SPMLv2 allows any provider to define custom capabilities (such as, for example, one that includes this combo-method).  However, the classic SPMLv2 approach would have been to push changes and to poll for changes *separately*.  As I imagine this, a requester might first poll for changes until the requester "caught up" to the provider, in order to minimize his chances of error due to concurrent modification.  How important is the optimization of pushing and pulling in a single request-response pair?


 
 
Synchronization Case 4:  Case 4 is further refinement of use case 3.   In case 3 only the provider was keeping trying of a revision number.    Use case 4 adds a revision number to both sides.      This allows for a simple three message exchange which either party (customer or provider) can initiate to achieve a full synchronization.    The message exchange is as follows:
1)      Initiating party requests synchronization, and specifies the current revision of the other’s database that they have.
2)      Other party responds with all changes since that revision.    That same message asks the initiator for all changes since the last applied revision.
3)      Initiator responses with all changes since the last revision.
Then both parties can asynchronously process those changes, and only update the current-applied revision number which they store for the other party when those changes are successful.   (This model is similar to the retransmit mechanism in TCP).    Finally, the last-revision sent to retrieve all changes since then will need to be an expression.    This allows for cases where a few changes fail to apply during synchronization and need to be retried. Next are a few sub-cases delaying with retries:
 
Case 4a) Repeated retries.   In this case, the last-applied revision is a simple expression such as “>X”, indicating that the initiating party has applied all changes up to revision X, and wish to retrieve all changes after X.    The issue with approach is that if a mixture of success synchronizations and failures occur that those events will be retried again.  For some targets this may cause problems, for other it may not and may save the extra effort of keeping track of exactly what failed.
 
Case4b) Specified Retries.   In this case, the initiating party needs to keep track of exactly what changes applied successfully and which need to be retried.    The initiator will request a set of changes like “A-C,E,>G” (requesting that A through C and E be retried, and any new events after G be sent as well); skipping the changes that have been applied successfully.   This allows the client to avoid receiving duplicate events from a previous run, but puts the burden of keeping details about exactly what failed on the client.
 
The responder needs to support either of syntaxes for querying changes, leaving the decision for “simple with duplicates” vs. “complex with no duplicates” up to the initiating client.

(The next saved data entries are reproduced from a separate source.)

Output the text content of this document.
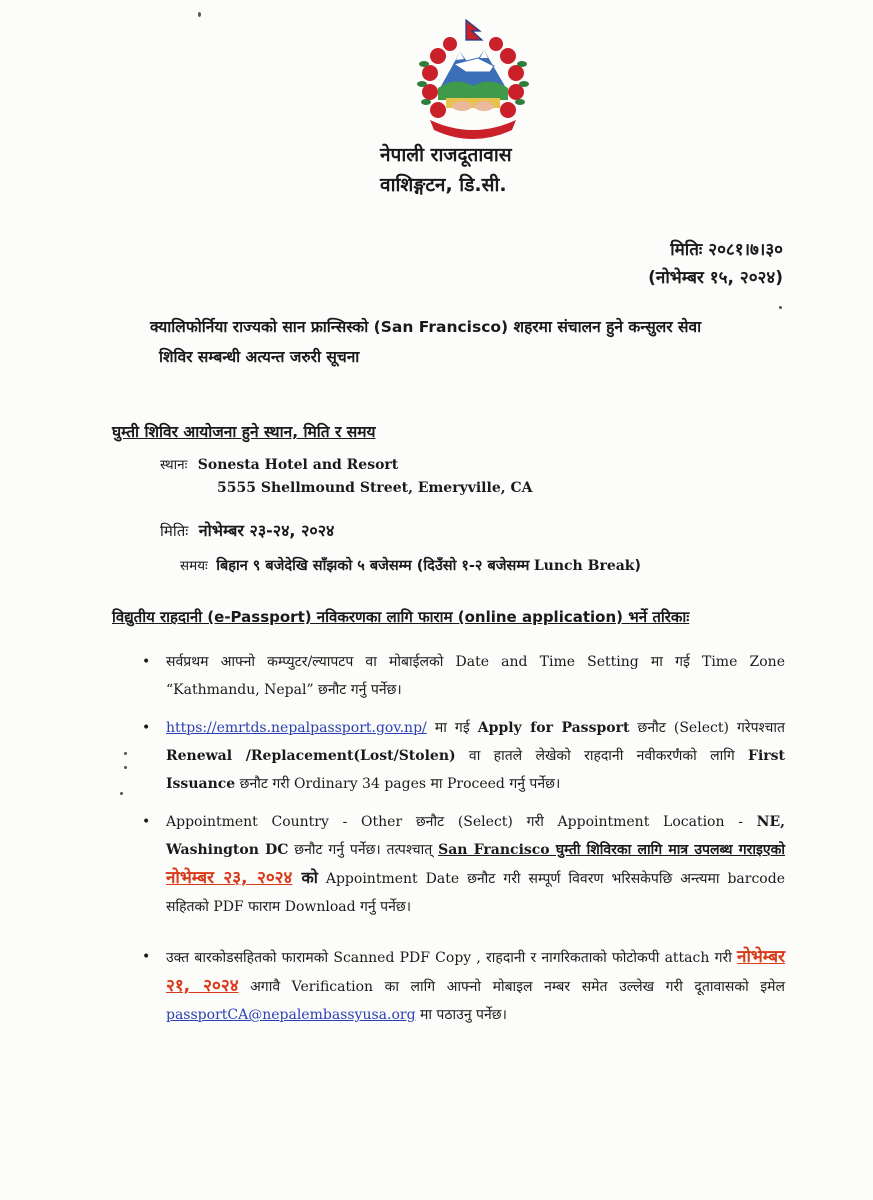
जननी जन्मभूमिश्च स्वर्गादपि गरीयसी
नेपाली राजदूतावास
वाशिङ्गटन, डि.सी.
मितिः २०८१।७।३०
(नोभेम्बर १५, २०२४)
क्यालिफोर्निया राज्यको सान फ्रान्सिस्को (San Francisco) शहरमा संचालन हुने कन्सुलर सेवा
शिविर सम्बन्धी अत्यन्त जरुरी सूचना
घुम्ती शिविर आयोजना हुने स्थान, मिति र समय
स्थानः Sonesta Hotel and Resort
5555 Shellmound Street, Emeryville, CA
मितिः नोभेम्बर २३-२४, २०२४
समयः बिहान ९ बजेदेखि साँझको ५ बजेसम्म (दिउँसो १-२ बजेसम्म Lunch Break)
विद्युतीय राहदानी (e-Passport) नविकरणका लागि फाराम (online application) भर्ने तरिकाः
• सर्वप्रथम आफ्नो कम्प्युटर/ल्यापटप वा मोबाईलको Date and Time Setting मा गई Time Zone “Kathmandu, Nepal” छनौट गर्नु पर्नेछ।
• https://emrtds.nepalpassport.gov.np/ मा गई Apply for Passport छनौट (Select) गरेपश्चात Renewal /Replacement(Lost/Stolen) वा हातले लेखेको राहदानी नवीकरणको लागि First Issuance छनौट गरी Ordinary 34 pages मा Proceed गर्नु पर्नेछ।
• Appointment Country - Other छनौट (Select) गरी Appointment Location - NE, Washington DC छनौट गर्नु पर्नेछ। तत्पश्चात् San Francisco घुम्ती शिविरका लागि मात्र उपलब्ध गराइएको नोभेम्बर २३, २०२४ को Appointment Date छनौट गरी सम्पूर्ण विवरण भरिसकेपछि अन्त्यमा barcode सहितको PDF फाराम Download गर्नु पर्नेछ।
• उक्त बारकोडसहितको फारामको Scanned PDF Copy , राहदानी र नागरिकताको फोटोकपी attach गरी नोभेम्बर २१, २०२४ अगावै Verification का लागि आफ्नो मोबाइल नम्बर समेत उल्लेख गरी दूतावासको इमेल passportCA@nepalembassyusa.org मा पठाउनु पर्नेछ।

This is very interesting.  I'd probably have to re-read this a few more times (especially the retry-related sub-cases) to make sure that I understand it fully, but speaking broadly it sounds like another combo-method that requires the requester to support the Updates Capability as if that requester were a provider.

Could the updates from both sides possibly overlap?  Wouldn't an orderly and systematic application of object-changes be simpler if one system or the other maintained initiative?

SPMLv2 allows any provider to define custom capabilities (such as, for example, one that includes this mega-combo-method).  However, the classic SPMLv2 approach would have been for the Customer to poll for changes from the hosting provider and the hosting provider to poll for changes from the Cusotmer *separately*.  Each takes a turn acting as requester and requesting Updates from the other (who acts as provider).   This seems like four messages rather than the three you describe (assuming that the initiator's "response" in step 3 requires no confirmation).  

Are we doing something in Synchronization Case 4 that SPMLv2 could not, or is optimization the benefit?  If optimization is the benefit, how much simpler or faster is this kind of approach (and at what cost of complexity in operational semantics and in implementation)?